Per quanto sofisticata e pervasiva, la censura cinese non è però totale: molti servizi vengono temporaneamente sospesi per poi essere riattivati (è il caso di Hotmail e Yahoo); la strategia più efficace resta sempre quella della intimidazione ex-post (i funzionari del ministero dell'Informazione chiedono la rimozione di singole pagine o post non graditi); spesso poi alcuni siti non sono raggiungibili in alcune zone di periferia, mentre sono accessibili senza problemi nella capitale. Insomma, non esiste affatto un'internet "privata" cinese diversa da quella che navighiamo noi: il governo cambia le carte in tavola di continuo, a seconda delle emergenze politiche del momento.

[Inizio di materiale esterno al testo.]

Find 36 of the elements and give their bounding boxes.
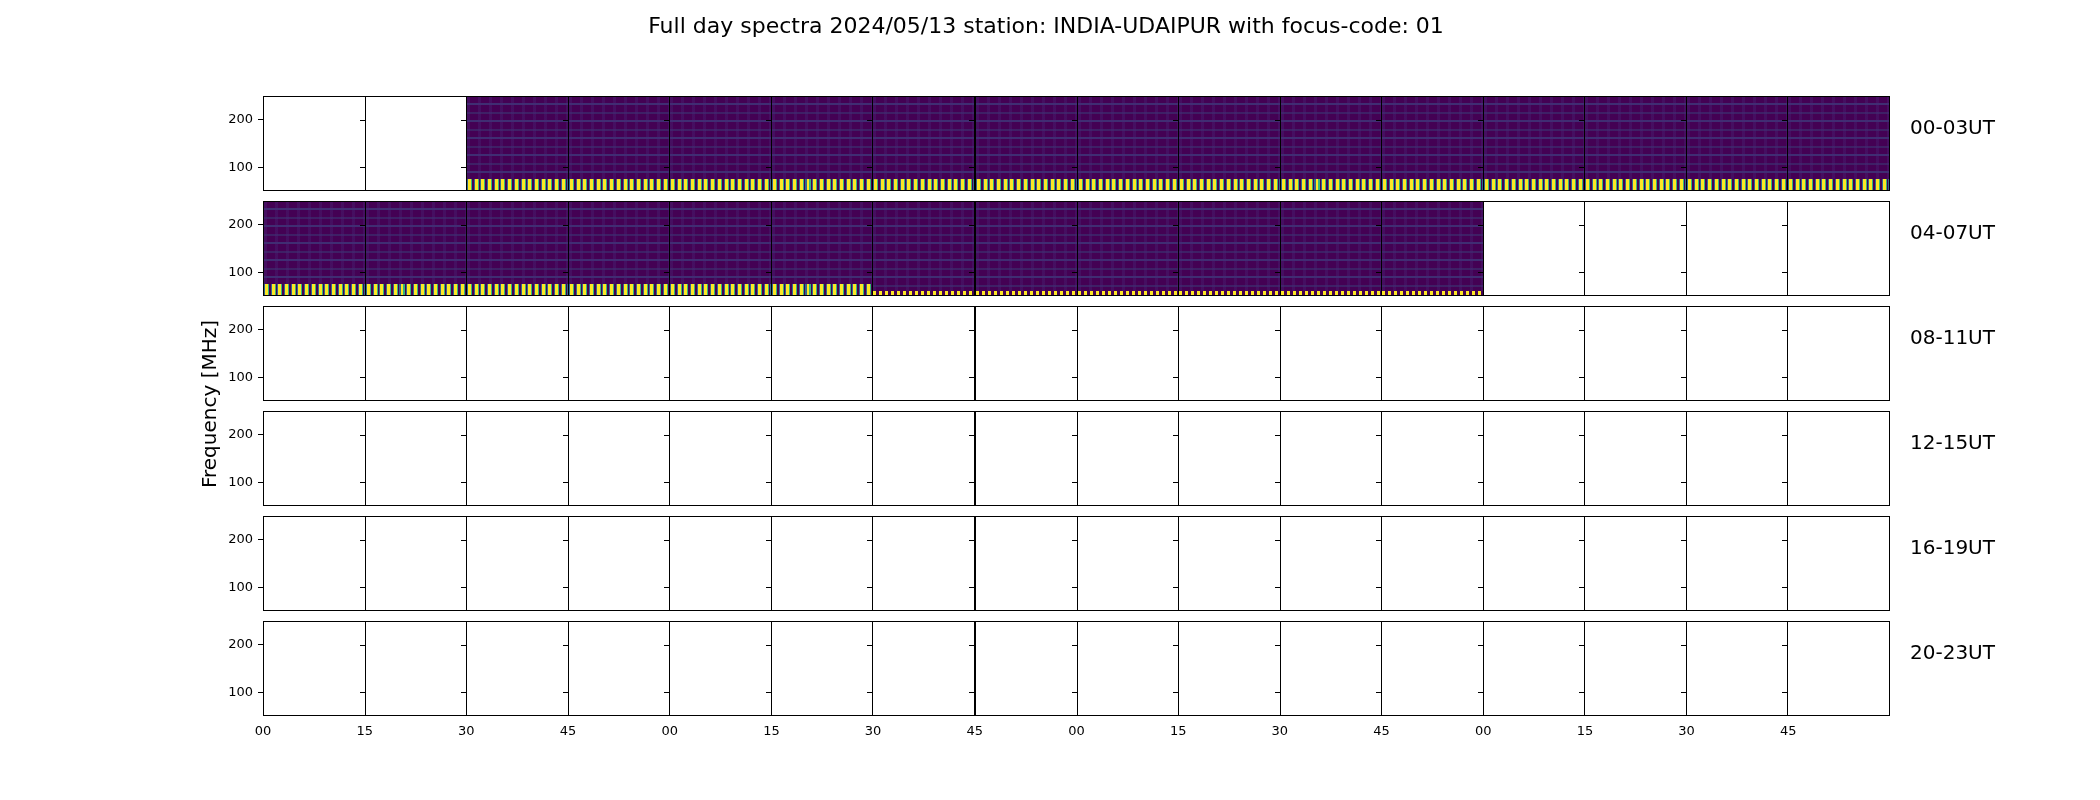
- tick-label: 00: [661, 723, 678, 738]
- tick-label: 200: [228, 110, 263, 128]
- row-label: 12-15UT: [1910, 429, 1995, 456]
- tick-label: 200: [228, 530, 263, 548]
- tick-label: 45: [1780, 723, 1797, 738]
- tick-label: 100: [228, 368, 263, 386]
- tick-label: 200: [228, 320, 263, 338]
- row-label: 16-19UT: [1910, 534, 1995, 561]
- tick-label: 00: [1068, 723, 1085, 738]
- row-label: 20-23UT: [1910, 639, 1995, 666]
- tick-label: 100: [228, 263, 263, 281]
- tick-label: 100: [228, 683, 263, 701]
- tick-label: 45: [1373, 723, 1390, 738]
- tick-label: 45: [966, 723, 984, 738]
- row-label: 08-11UT: [1910, 324, 1995, 351]
- tick-label: 100: [228, 578, 263, 596]
- tick-label: 45: [559, 723, 577, 738]
- row-label: 04-07UT: [1910, 219, 1995, 246]
- tick-label: 100: [228, 473, 263, 491]
- tick-label: 30: [1271, 723, 1289, 738]
- row-label: 00-03UT: [1910, 114, 1995, 141]
- figure-title: Full day spectra 2024/05/13 station: INDIA-UDAIPUR with focus-code: 01: [647, 13, 1445, 40]
- tick-label: 15: [1576, 723, 1594, 738]
- tick-label: 30: [864, 723, 882, 738]
- tick-label: 200: [228, 635, 263, 653]
- tick-label: 200: [228, 425, 263, 443]
- tick-label: 15: [1169, 723, 1187, 738]
- tick-label: 00: [1475, 723, 1492, 738]
- tick-label: 00: [254, 723, 272, 738]
- tick-label: 30: [1678, 723, 1695, 738]
- axis-label: Frequency [MHz]: [197, 319, 221, 488]
- tick-label: 200: [228, 215, 263, 233]
- tick-label: 15: [763, 723, 780, 738]
- tick-label: 100: [228, 158, 263, 176]
- tick-label: 15: [356, 723, 373, 738]
- tick-label: 30: [458, 723, 475, 738]
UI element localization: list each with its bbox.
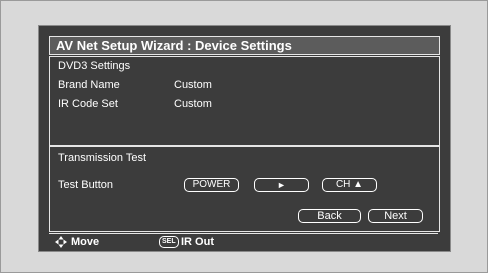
tv-bezel: AV Net Setup Wizard : Device Settings DV… [0, 0, 488, 273]
power-button[interactable]: POWER [184, 178, 239, 192]
play-button[interactable]: ► [254, 178, 309, 192]
help-bar: Move SEL IR Out [49, 233, 438, 248]
settings-heading: DVD3 Settings [58, 60, 131, 72]
test-heading: Transmission Test [58, 152, 147, 164]
test-button-label: Test Button [58, 179, 114, 191]
move-hint: Move [71, 236, 100, 248]
sel-badge: SEL [159, 236, 179, 248]
ir-code-set-value[interactable]: Custom [174, 98, 212, 111]
ir-out-hint: IR Out [181, 236, 214, 248]
window-title: AV Net Setup Wizard : Device Settings [56, 38, 292, 53]
brand-name-label: Brand Name [58, 79, 120, 91]
transmission-test-panel: Transmission Test Test Button POWER ► CH… [49, 146, 440, 232]
diamond-arrows-icon [55, 235, 67, 248]
brand-name-value[interactable]: Custom [174, 79, 212, 92]
title-bar: AV Net Setup Wizard : Device Settings [49, 36, 440, 55]
device-settings-panel: DVD3 Settings Brand Name Custom IR Code … [49, 56, 440, 146]
channel-up-button[interactable]: CH ▲ [322, 178, 377, 192]
ir-code-set-label: IR Code Set [58, 98, 118, 110]
wizard-screen: AV Net Setup Wizard : Device Settings DV… [38, 25, 451, 252]
back-button[interactable]: Back [298, 209, 361, 223]
next-button[interactable]: Next [368, 209, 423, 223]
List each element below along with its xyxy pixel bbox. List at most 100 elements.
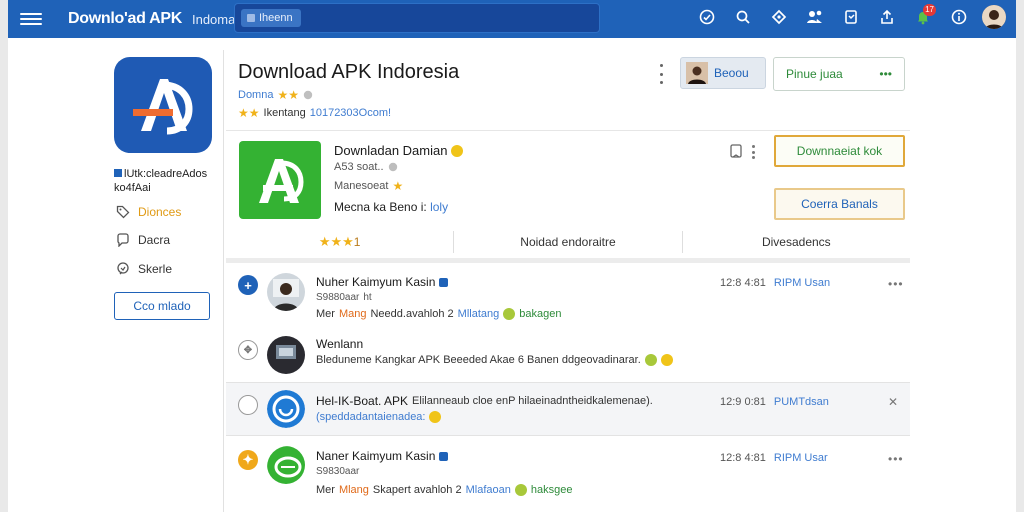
apps-icon[interactable] xyxy=(802,4,828,30)
feed-time-link[interactable]: PUMTdsan xyxy=(774,396,829,408)
stat-developer[interactable]: Divesadencs xyxy=(683,231,910,253)
feed-time-link[interactable]: RIPM Usan xyxy=(774,277,830,289)
feed-item[interactable]: + Nuher Kaimyum Kasin S9880aar ht Mer Ma… xyxy=(226,266,910,324)
diamond-icon[interactable] xyxy=(766,4,792,30)
user-button[interactable]: Beoou xyxy=(680,57,766,89)
feed-text-main: Elilanneaub cloe enP hilaeinadntheidkale… xyxy=(412,395,653,407)
add-icon[interactable]: + xyxy=(238,275,258,295)
feed-text-link[interactable]: (speddadantaienadea: xyxy=(316,411,425,423)
bookmark-icon[interactable] xyxy=(838,4,864,30)
sidebar-item-dionces[interactable]: Dionces xyxy=(116,205,181,219)
stat-downloads[interactable]: Noidad endoraitre xyxy=(454,231,683,253)
feed-author[interactable]: Wenlann xyxy=(316,337,363,351)
feed-author[interactable]: Nuher Kaimyum Kasin xyxy=(316,275,449,289)
feed-handle: S9830aar xyxy=(316,466,359,477)
emoji-icon xyxy=(514,484,527,496)
feed-text: (speddadantaienadea: xyxy=(316,411,442,423)
feed-text-main: Bleduneme Kangkar APK Beeeded Akae 6 Ban… xyxy=(316,354,641,366)
feed-item[interactable]: Hel-IK-Boat. APK Elilanneaub cloe enP hi… xyxy=(226,382,910,436)
sidebar-item-label: Dacra xyxy=(138,233,171,247)
search-icon[interactable] xyxy=(730,4,756,30)
emoji-icon xyxy=(429,411,442,423)
feed-time: 12:8 4:81 RIPM Usar xyxy=(720,452,828,464)
search-chip[interactable]: Iheenn xyxy=(241,9,301,27)
feed-handle: S9880aar ht xyxy=(316,292,372,303)
section-divider xyxy=(226,258,910,263)
app-card-meta: Manesoeat ★ xyxy=(334,179,403,193)
app-card-line4-link[interactable]: loly xyxy=(430,200,448,214)
feed-author[interactable]: Naner Kaimyum Kasin xyxy=(316,449,449,463)
feed-text: Bleduneme Kangkar APK Beeeded Akae 6 Ban… xyxy=(316,354,673,366)
feed-text-prefix: Mer xyxy=(316,308,335,320)
chip-icon xyxy=(247,14,255,22)
feed-more-icon[interactable]: ••• xyxy=(888,277,904,291)
pin-button[interactable]: Pinue juaa ••• xyxy=(773,57,905,91)
sidebar-item-label: Dionces xyxy=(138,205,182,219)
info-icon[interactable] xyxy=(946,4,972,30)
feed-handle-tag: ht xyxy=(363,292,372,303)
globe-icon xyxy=(303,90,313,100)
check-circle-icon[interactable] xyxy=(694,4,720,30)
tag-icon xyxy=(116,205,130,219)
app-card-line4: Mecna ka Beno i: xyxy=(334,200,427,214)
sidebar-item-skerle[interactable]: Skerle xyxy=(116,262,172,276)
settings-icon[interactable]: ✦ xyxy=(238,450,258,470)
search-chip-label: Iheenn xyxy=(259,12,293,24)
app-card: Downladan Damian A53 soat.. Manesoeat ★ … xyxy=(226,130,910,256)
feed-handle-text: S9830aar xyxy=(316,466,360,477)
close-icon[interactable]: ✕ xyxy=(888,395,899,409)
star-icon: ★ xyxy=(392,179,404,193)
open-button[interactable]: Coerra Banals xyxy=(774,188,905,220)
feed-author-name: Naner Kaimyum Kasin xyxy=(316,449,436,463)
avatar[interactable] xyxy=(267,336,305,374)
feed-text-main: Needd.avahloh 2 xyxy=(370,308,454,320)
menu-icon[interactable] xyxy=(20,13,42,25)
top-icon-bar: 17 xyxy=(694,4,1006,30)
feed-more-icon[interactable]: ••• xyxy=(888,452,904,466)
brand-subtitle: Indoma xyxy=(191,11,236,27)
avatar[interactable] xyxy=(267,390,305,428)
clipboard-icon[interactable] xyxy=(730,143,742,164)
feed-time-link[interactable]: RIPM Usar xyxy=(774,452,828,464)
avatar[interactable] xyxy=(267,273,305,311)
clock-icon xyxy=(388,162,397,172)
sidebar: lUtk:cleadreAdos ko4fAai Dionces Dacra S… xyxy=(108,50,224,512)
brand-logo-text[interactable]: Downlo'ad APK xyxy=(68,10,182,28)
app-card-version: A53 soat.. xyxy=(334,161,398,173)
feed-text-green: haksgee xyxy=(530,484,573,496)
sidebar-action-button[interactable]: Cco mlado xyxy=(114,292,210,320)
meta2-value[interactable]: 10172303Ocom! xyxy=(310,107,391,119)
feed-text-link[interactable]: Mlafaoan xyxy=(466,484,511,496)
feed-item[interactable]: ✥ Wenlann Bleduneme Kangkar APK Beeeded … xyxy=(226,330,910,380)
search-input[interactable]: Iheenn xyxy=(234,3,600,33)
pin-more-icon[interactable]: ••• xyxy=(879,67,892,81)
feed-time-text: 12:9 0:81 xyxy=(720,396,766,408)
sidebar-app-title: lUtk:cleadreAdos ko4fAai xyxy=(114,167,222,195)
move-icon[interactable]: ✥ xyxy=(238,340,258,360)
feed-time: 12:8 4:81 RIPM Usan xyxy=(720,277,830,289)
user-button-label: Beoou xyxy=(714,66,749,80)
user-avatar[interactable] xyxy=(982,5,1006,29)
bell-icon[interactable]: 17 xyxy=(910,4,936,30)
share-icon[interactable] xyxy=(874,4,900,30)
sidebar-item-dacra[interactable]: Dacra xyxy=(116,233,170,247)
select-radio[interactable] xyxy=(238,395,258,415)
card-more-icon[interactable] xyxy=(750,145,756,159)
stat-rating[interactable]: ★★★1 xyxy=(226,231,455,253)
app-card-line3: Manesoeat xyxy=(334,180,389,192)
star-icon: ★★ xyxy=(238,106,260,120)
avatar[interactable] xyxy=(267,446,305,484)
feed-item[interactable]: ✦ Naner Kaimyum Kasin S9830aar Mer Mlang… xyxy=(226,440,910,506)
feed-text-link[interactable]: Mllatang xyxy=(458,308,500,320)
download-button[interactable]: Downnaeiat kok xyxy=(774,135,905,167)
header-meta-info: ★★ Ikentang 10172303Ocom! xyxy=(238,106,391,120)
header-more-icon[interactable] xyxy=(656,64,666,84)
app-logo xyxy=(114,57,212,153)
emoji-icon xyxy=(660,354,673,366)
feed-author[interactable]: Hel-IK-Boat. APK Elilanneaub cloe enP hi… xyxy=(316,394,653,408)
meta2-text: Ikentang xyxy=(263,107,306,119)
feed-author-name: Hel-IK-Boat. APK xyxy=(316,394,409,408)
emoji-icon xyxy=(503,308,516,320)
feed-text-main: Skapert avahloh 2 xyxy=(372,484,462,496)
window-edge-left xyxy=(0,0,8,512)
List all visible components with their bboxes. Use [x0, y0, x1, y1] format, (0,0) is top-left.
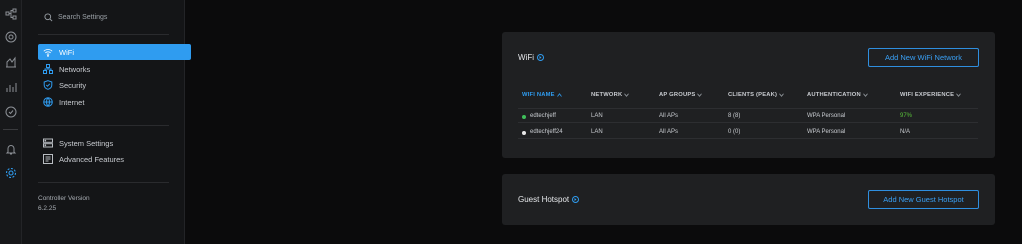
divider [38, 34, 169, 35]
controller-version-label: Controller Version [38, 195, 90, 202]
controller-version-value: 6.2.25 [38, 205, 57, 212]
topology-icon[interactable] [3, 6, 19, 22]
wifi-card-title: WiFi [518, 53, 544, 62]
icon-rail [0, 0, 22, 244]
cell-wifi-experience: N/A [900, 129, 911, 135]
insights-icon[interactable] [3, 79, 19, 95]
sidebar-item-security[interactable]: Security [38, 77, 191, 93]
info-icon[interactable] [537, 54, 544, 61]
divider [38, 182, 169, 183]
sidebar-item-networks[interactable]: Networks [38, 61, 191, 77]
cell-wifi-experience: 97% [900, 113, 913, 119]
column-header-wifi-name[interactable]: WIFI NAME [522, 92, 562, 98]
sort-asc-icon [556, 93, 562, 97]
column-header-authentication[interactable]: AUTHENTICATION [807, 92, 868, 98]
cell-authentication: WPA Personal [807, 113, 846, 119]
chevron-down-icon [863, 93, 868, 97]
guest-hotspot-card-title: Guest Hotspot [518, 195, 580, 204]
sidebar-item-label: Security [59, 80, 87, 90]
cell-wifi-name: edtechjeff24 [530, 129, 563, 135]
sidebar-item-label: Networks [59, 64, 91, 74]
card-title-text: Guest Hotspot [518, 195, 570, 204]
cell-ap-groups: All APs [659, 113, 679, 119]
divider [38, 125, 169, 126]
cell-authentication: WPA Personal [807, 129, 846, 135]
sidebar-item-label: System Settings [59, 138, 114, 148]
chevron-down-icon [956, 93, 962, 97]
sidebar-item-label: Advanced Features [59, 154, 125, 164]
bell-icon[interactable] [3, 141, 19, 157]
sidebar-item-label: WiFi [59, 47, 74, 57]
sidebar-item-label: Internet [59, 97, 85, 107]
info-icon[interactable] [572, 196, 580, 203]
column-header-ap-groups[interactable]: AP GROUPS [659, 92, 703, 98]
chevron-down-icon [779, 93, 784, 97]
shield-icon[interactable] [3, 104, 19, 120]
table-header-divider [518, 108, 978, 109]
table-row[interactable]: edtechjeff24 LAN All APs 0 (0) WPA Perso… [518, 126, 978, 139]
advanced-icon [43, 154, 53, 164]
sidebar-item-wifi[interactable]: WiFi [38, 44, 191, 60]
sidebar-item-internet[interactable]: Internet [38, 94, 191, 110]
globe-icon [43, 97, 53, 107]
column-header-network[interactable]: NETWORK [591, 92, 630, 98]
wifi-card: WiFi Add New WiFi Network WIFI NAME NETW… [502, 32, 995, 158]
cell-network: LAN [591, 129, 603, 135]
status-offline-icon [522, 131, 526, 135]
sidebar-item-advanced-features[interactable]: Advanced Features [38, 151, 191, 167]
guest-hotspot-card: Guest Hotspot Add New Guest Hotspot [502, 174, 995, 225]
chevron-down-icon [624, 93, 630, 97]
rail-divider [3, 129, 18, 130]
sidebar-item-system-settings[interactable]: System Settings [38, 135, 191, 151]
settings-gear-icon[interactable] [3, 165, 19, 181]
status-online-icon [522, 115, 526, 119]
column-header-wifi-experience[interactable]: WIFI EXPERIENCE [900, 92, 962, 98]
search-input[interactable]: Search Settings [58, 14, 107, 21]
system-icon [43, 138, 53, 148]
column-header-clients-peak[interactable]: CLIENTS (PEAK) [728, 92, 784, 98]
cell-ap-groups: All APs [659, 129, 679, 135]
networks-icon [43, 64, 53, 74]
card-title-text: WiFi [518, 53, 534, 62]
cell-wifi-name: edtechjeff [530, 113, 556, 119]
cell-clients: 8 (8) [728, 113, 741, 119]
wifi-icon [43, 48, 53, 57]
add-guest-hotspot-button[interactable]: Add New Guest Hotspot [868, 190, 979, 209]
statistics-icon[interactable] [3, 54, 19, 70]
add-wifi-network-button[interactable]: Add New WiFi Network [868, 48, 979, 67]
cell-clients: 0 (0) [728, 129, 741, 135]
search-settings[interactable]: Search Settings [44, 11, 107, 23]
devices-icon[interactable] [3, 29, 19, 45]
search-icon [44, 12, 53, 21]
shield-icon [43, 80, 53, 90]
table-row[interactable]: edtechjeff LAN All APs 8 (8) WPA Persona… [518, 110, 978, 123]
chevron-down-icon [697, 93, 703, 97]
cell-network: LAN [591, 113, 603, 119]
settings-sidebar: Search Settings WiFi Networks Security I… [22, 0, 191, 244]
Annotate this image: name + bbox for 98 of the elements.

Ad esempio, nello Xinjiang (teatro di recenti proteste popolari) l'accesso a Internet è pesantemente ristretto. Si possono visualizzare solo le pagine di Xinhua (l'agenzia di stampa filogovernativa), del quotidiano People's Day e di altri due portali cinesi. Tutto il resto non esiste.
Ma nel resto del paese non c'è affatto la stessa situazione. A Pechino, spiega un inviato della Reuters, "molti siti web critici nei confronti del governo sono liberamente accessibili. E così pure i siti porno che le autorità affermano sistematicamente di voler bloccare". E' così possibile sfogliare le pagine del New York Times, che di certo non ha parole buone nei confronti del regime. E così pure altre testate più spinte, come l'Huffington Post (di nuovo accessibile dopo un blocco momentaneo). Anche il mito del paese culturalmente arretrato è da sfatare: vanno alla grande i siti di dating online, chat per teenager, gossip sulle celebrità e di file-sharing illegale. Così come in Occidente.